The only way the system is going to work is if it is wholly independent of the NHS, staffed by experienced law enforcement officers (such as EHOs) who can prise information out of this organisation.

Fundamentally, contact tracing is a law enforcement function. Under public health powers, we were armed with detention powers, which we were able to use in the event of non-cooperation. This is not a job for amateur call-centre operators, or even Public Health England muppets.

And this, interestingly, is what this report states, noting that tracing "would be backed up by the law, by the environmental health officers who have absolute authority". Our powers, in this respect, were greater than those held by the police, where we could apply for a magistrate's order to detain those suspected of carrying disease.

Unsurprisingly, of that system, we see a report that only one-third of people asked to self-isolate actually complied with the request.

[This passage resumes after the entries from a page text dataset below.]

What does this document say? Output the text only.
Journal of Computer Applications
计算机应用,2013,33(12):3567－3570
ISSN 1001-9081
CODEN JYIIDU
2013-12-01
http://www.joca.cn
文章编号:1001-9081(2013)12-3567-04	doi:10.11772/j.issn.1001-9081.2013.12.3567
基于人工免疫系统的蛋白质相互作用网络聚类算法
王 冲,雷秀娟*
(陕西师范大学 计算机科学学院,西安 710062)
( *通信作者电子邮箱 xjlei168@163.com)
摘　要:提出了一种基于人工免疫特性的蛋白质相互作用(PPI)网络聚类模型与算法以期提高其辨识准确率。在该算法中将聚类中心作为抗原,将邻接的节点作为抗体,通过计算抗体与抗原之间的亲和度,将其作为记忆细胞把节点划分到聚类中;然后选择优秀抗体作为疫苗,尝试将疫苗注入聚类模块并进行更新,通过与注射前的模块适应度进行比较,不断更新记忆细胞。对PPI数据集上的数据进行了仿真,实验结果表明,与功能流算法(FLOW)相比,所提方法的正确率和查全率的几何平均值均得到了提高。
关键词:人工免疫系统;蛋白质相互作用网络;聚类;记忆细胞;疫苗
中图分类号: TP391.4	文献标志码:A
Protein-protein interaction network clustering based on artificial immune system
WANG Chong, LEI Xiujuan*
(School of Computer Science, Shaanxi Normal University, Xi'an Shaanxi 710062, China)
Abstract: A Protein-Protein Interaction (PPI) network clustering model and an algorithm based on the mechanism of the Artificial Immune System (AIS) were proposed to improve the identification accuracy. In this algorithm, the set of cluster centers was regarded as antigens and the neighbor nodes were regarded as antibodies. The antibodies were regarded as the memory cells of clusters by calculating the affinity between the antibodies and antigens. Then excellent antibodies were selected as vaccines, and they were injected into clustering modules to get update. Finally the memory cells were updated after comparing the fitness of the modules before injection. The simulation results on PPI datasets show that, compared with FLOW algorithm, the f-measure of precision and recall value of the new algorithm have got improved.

The trouble is that the likes of Johnson and Hancock have no idea of what an effective system looks like, and neither do Whitty or Vallance. They simply lack the practical experience and background, while institutional knowledge has been lost. In short, they haven't a clue, and they're not prepared to listen to those who have.

It comes as no surprise, therefore, to find the Guardian suggest that, after PPE and testing, contact tracing looks like the next UK shambles. Pete has the same idea.

But, for Johnson, nothing of this matters. He intends to provide a "world class" contact tracing system and, locked in his own fantasy world, the great intention becomes the reality. He reminds me of that 1965 Animals song, which went: "I'm just a soul whose intentions are good. Oh Lord, please don't let me be misunderstood".

Interestingly, the follow-up was: "We gotta get out of this place".